Jakarta,(ANTARA News) - Adakah "yang revolusioner" saat menanti dan menjadi pemirsa dalam debat ketiga calon presiden yang digelar pada Kamis (2/7) malam? Jawabannya, dapat diumpamakan dari sebuah laga bola, bahwa terjadinya gol berawal dari sebuah "conversation" antar pemain di berbagai lini.

Kata kuncinya, berwawan-kata, berwawan-tawa. Adakah "yang revolusioner" ketika salah seorang teman mengutarakan ujaran ngepop, "mancing duit, pake duit"? Jawabnya, itu sudah begitu saja berlaku, bukan hal anomali.

Reaksinya, tertawalah. Ayo tertawa, tertawa lagi, kalau tertawa jangan keras-keras (Bahasa Jawa: ayo ngguyu, ngguyu maneh, yen ngguyu lha aja seru-seru). "Dengan tertawa, berarti dirimu ada".

Ini tentu bukan hal yang patut ditertawakan ketika seorang sohib memanjatkan doa ketika menghadapi krisis keuangan global, "Tuhan, ampunilah mereka yang memble, karena mereka tidak tahu apa yang mereka perbuat". Hemm...bukankah filsuf Feyerabend telah melontaran kritik bahwa "anomali" sebagai konsep bernilai penting dalam revolusi paradigma.
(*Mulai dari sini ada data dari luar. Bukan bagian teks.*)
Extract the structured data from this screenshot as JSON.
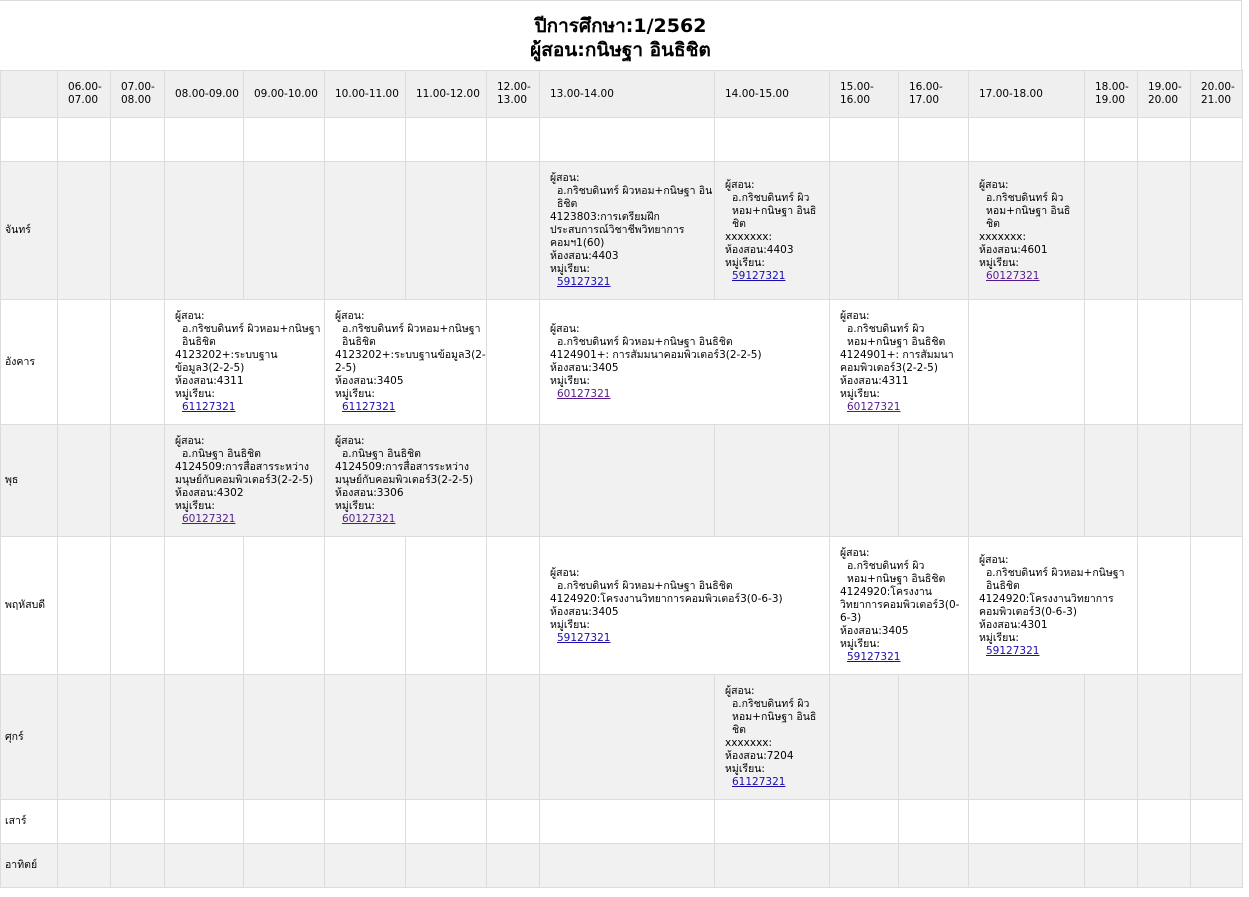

Tema yang diusung dalam debat terakhir itu, "Negara Kesatuan RI, Demokrasi, dan Otonomi Daerah", ditayangkan langsung oleh salah satu televisi swasta di Indonesia. Ingin menikmati "the real debate", peganglah resep instan, bahwa siapa yang tampil dengan anomali, dialah yang patut diberi acungan jempol.

Dalam debat kali ini, tak perlu ada pembedaan antara bahasa yang "meaningful" dan "meaningless". Dalam putaran debat kali ini, tak perlu ada pernyataan ilmiah, setengah ilmiah, sangat ilmiah.

Bagi pemirsa, bersiaplah kecewa, karena pengetahuan manusia pada hakekatnya tidak memiliki fondasi. Menurut filsuf Richard Rorty, ilmu yang mendukung realisme akan berujung kepada kesia-sian belaka.

Bukankah debat di antara tiga calon wapres putaran kedua, ujung-ujungnya tidak menyentuh pemecahan masalah konkret. Harian Kompas menulis, pandangan calon wakil presiden yang terkait dengan persoalan kesehatan, pendidikan dan keluarga berencana justru nyaris seragam dan kurang mendarat kepada tataran konkret.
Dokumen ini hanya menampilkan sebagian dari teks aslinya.